Menurut laporan Kabid Rehabilitasi dan Rekonstruksi BPBD Jatim, Satriyo Nurseno, yang dikirimkan kepada Gubernur Jatim. Situasi terkini akibat banjir lahar dingin Semeru terpantau hingga pukul 16.00 WIB. Ada tiga jembatan yang terputus akibat aliran banjir lahar dingin Semeru (7/7/2023).
Banjir lahar dingin dari Gunung Semeru menghantam kawasan Besukcukit, Pronojiwo, Lumajang. Momen dramatis tersebut terekam dalam sebuah video amatir yang telah menjadi viral. Kejadian ini terjadi di sekitar jembatan penghubung antara Lumajang dan Malang.
Satriyo, seorang saksi mata, mengungkapkan bahwa saat ini tim Badan Penanggulangan Bencana Daerah (BPBD) Lumajang dan BPBD Malang sedang berupaya menangani situasi tersebut.

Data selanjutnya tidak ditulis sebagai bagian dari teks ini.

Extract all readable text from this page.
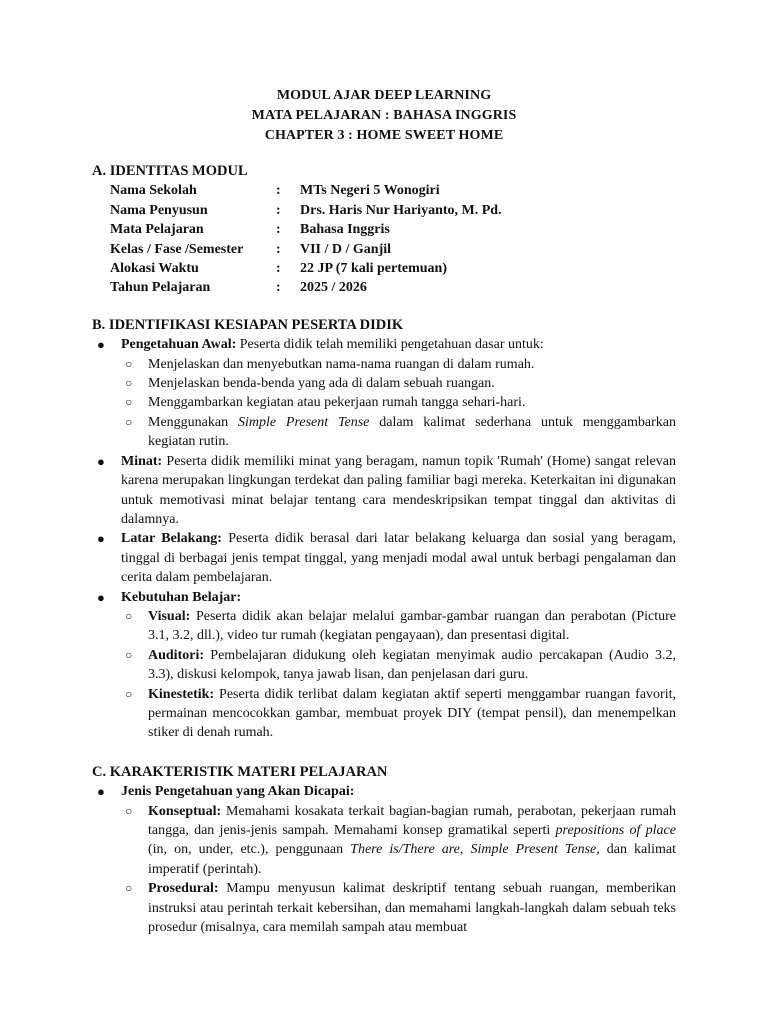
MODUL AJAR DEEP LEARNING
MATA PELAJARAN : BAHASA INGGRIS
CHAPTER 3 : HOME SWEET HOME
A. IDENTITAS MODUL
Nama Sekolah	:	MTs Negeri 5 Wonogiri
Nama Penyusun	:	Drs. Haris Nur Hariyanto, M. Pd.
Mata Pelajaran	:	Bahasa Inggris
Kelas / Fase /Semester	:	VII / D / Ganjil
Alokasi Waktu	:	22 JP (7 kali pertemuan)
Tahun Pelajaran	:	2025 / 2026
B. IDENTIFIKASI KESIAPAN PESERTA DIDIK
● Pengetahuan Awal: Peserta didik telah memiliki pengetahuan dasar untuk:
○ Menjelaskan dan menyebutkan nama-nama ruangan di dalam rumah.
○ Menjelaskan benda-benda yang ada di dalam sebuah ruangan.
○ Menggambarkan kegiatan atau pekerjaan rumah tangga sehari-hari.
○ Menggunakan Simple Present Tense dalam kalimat sederhana untuk menggambarkan kegiatan rutin.
● Minat: Peserta didik memiliki minat yang beragam, namun topik 'Rumah' (Home) sangat relevan karena merupakan lingkungan terdekat dan paling familiar bagi mereka. Keterkaitan ini digunakan untuk memotivasi minat belajar tentang cara mendeskripsikan tempat tinggal dan aktivitas di dalamnya.
● Latar Belakang: Peserta didik berasal dari latar belakang keluarga dan sosial yang beragam, tinggal di berbagai jenis tempat tinggal, yang menjadi modal awal untuk berbagi pengalaman dan cerita dalam pembelajaran.
● Kebutuhan Belajar:
○ Visual: Peserta didik akan belajar melalui gambar-gambar ruangan dan perabotan (Picture 3.1, 3.2, dll.), video tur rumah (kegiatan pengayaan), dan presentasi digital.
○ Auditori: Pembelajaran didukung oleh kegiatan menyimak audio percakapan (Audio 3.2, 3.3), diskusi kelompok, tanya jawab lisan, dan penjelasan dari guru.
○ Kinestetik: Peserta didik terlibat dalam kegiatan aktif seperti menggambar ruangan favorit, permainan mencocokkan gambar, membuat proyek DIY (tempat pensil), dan menempelkan stiker di denah rumah.
C. KARAKTERISTIK MATERI PELAJARAN
● Jenis Pengetahuan yang Akan Dicapai:
○ Konseptual: Memahami kosakata terkait bagian-bagian rumah, perabotan, pekerjaan rumah tangga, dan jenis-jenis sampah. Memahami konsep gramatikal seperti prepositions of place (in, on, under, etc.), penggunaan There is/There are, Simple Present Tense, dan kalimat imperatif (perintah).
○ Prosedural: Mampu menyusun kalimat deskriptif tentang sebuah ruangan, memberikan instruksi atau perintah terkait kebersihan, dan memahami langkah-langkah dalam sebuah teks prosedur (misalnya, cara memilah sampah atau membuat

Satriyo menjelaskan bahwa banjir lahar dingin ini disebabkan oleh curah hujan yang tinggi di lereng Gunung Semeru.
Akibatnya, debit air meningkat di daerah aliran sungai (DAS) yang dilalui oleh lahar Semeru. Banjir tersebut menghantam beberapa jembatan yang menghubungkan desa-desa di sekitarnya. Hal itu menyebabkan jembatan-jembatan tersebut putus.
Situasi ini menjadi perhatian publik karena video amatir yang merekam momen banjir lahar dingin Semeru telah menjadi viral. Dalam video tersebut, terlihat kekuatan dahsyat lahar dingin yang menghantam sekitarnya.
Dalam upaya penanganan bencana ini, BPBD Lumajang dan BPBD Malang bekerja sama untuk mengatasi dampak banjir lahar dingin yang meluas tersebut.